Rilis Penelitian Resmi untuk Keluarga Model XGEN ( 7B ) oleh Salesforce AI Research:
Judul : Pemodelan Urutan Panjang dengan XGEN: A 7B LLM Dilatih pada Panjang Urutan Input 8K
Penulis : Erik Nijkamp*, Tian Xie*, Hiroaki Hayashi*, Bo Pang*, Congying Xia*, Chen Xing, Jesse Vig, Semih Yavuz, Philippe Laban, Ben Krauski, Loovi, Tong Niu, Wojciech Kryscinski, Loovi, Tong Niu, Wojciech Kryscinski, Loovi, Wojciech Kryscinskiechki, Tong Niuech, Wojciech Kryscinskiech, Wojciech Kryscinskiech, Wojciech, Wojciech, Choubey, Alex Fabbri, Ye Liu, Rui Meng, Lifu Tu, Meghana Bhat, Chien-Sheng Wu, Silvio Savarese, Yingbo Zhou, Shafiq Rayhan Joty, Caiming Xiong.

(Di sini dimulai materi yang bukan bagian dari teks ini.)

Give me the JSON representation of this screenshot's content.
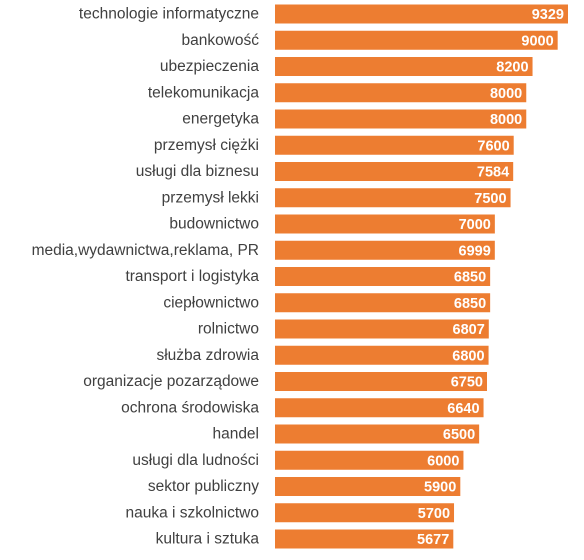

(* menunjukkan kontribusi yang sama)
Korespondensi dengan: Shafiq Rayhan Joty, Caiming Xiong
Kartu model diterbitkan di hub Huggingface:
Tokenisasi menggunakan paket Openai Tiktoken, yang dapat diinstal melalui pip :
pip install tiktokenModel dapat digunakan sebagai sampler regregresif otomatis sebagai berikut:
import torch
from transformers import AutoTokenizer , AutoModelForCausalLM
tokenizer = AutoTokenizer . from_pretrained ( "Salesforce/xgen-7b-8k-base" , trust_remote_code = True )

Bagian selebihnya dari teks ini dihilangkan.